Raviole de homard : l'emblème de la cuisine que je rève de pouvoir exécuter
Qualité/Prix : nul/correct/bon/excellent
Ambiance : gastronomique au style modernisé. Au déjeuner, ce sont essentiellement des repas d'affaires.
Décoration : Mélange d'Ora-Ito et d'Art nouveau. Mobilier très Modenature Rive-Gauche
Visites: deux fois
Alain Senderens, c'est d'abord une cuisine moderne mais qui respecte le produit. Ici, pas de Ferran Adria mais des cuissons justes et des produits respectés dans leur intégrité. C'est aussi un pari, puisqu'on s'en souvient il a rendu ses étoiles pour se consacrer à une restauration que d'aucun qualifierait de démocratique, mais plutôt de simplifiée dans ses codes et dans la relation que le personnel tisse avec le client.

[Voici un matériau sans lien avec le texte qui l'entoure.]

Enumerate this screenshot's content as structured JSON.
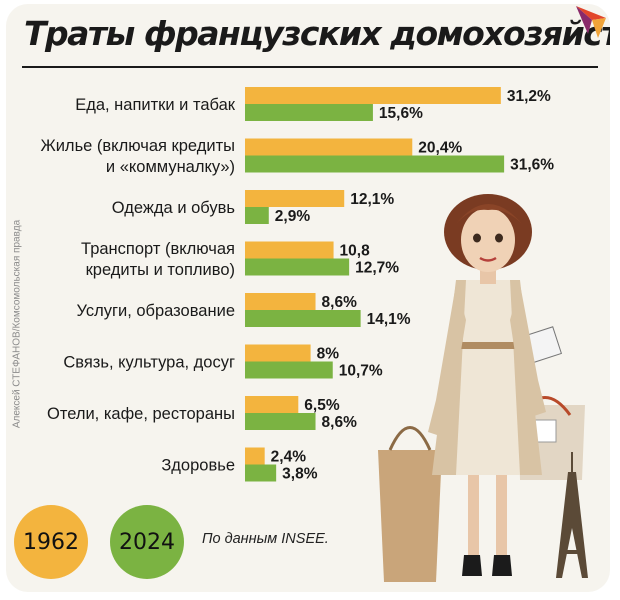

J'ai mangé : une sole de ligne, parfaite dans sa cuisson et son émincé de citronnelle
J'ai aimé: le décor mélange d'art nouveau et de Stanley Kubrick. Les amuses bouches (avant l'entrée et le dessert), littéralement ce qu'il y avait de meilleur.
J'ai regretté : le dessert, pas au niveau ce jour là. Je m'en suis ouvert au maitre d'hôtel "mais monsieur, pourtant c'est un grand classique de la maison… ". No comment.
Un conseil :
Si vous venez à deux, demandez une table carrée ouverte sur la salle, dans la partie droite du restaurant si vous préférez la discrétion, gauche à l'inverse.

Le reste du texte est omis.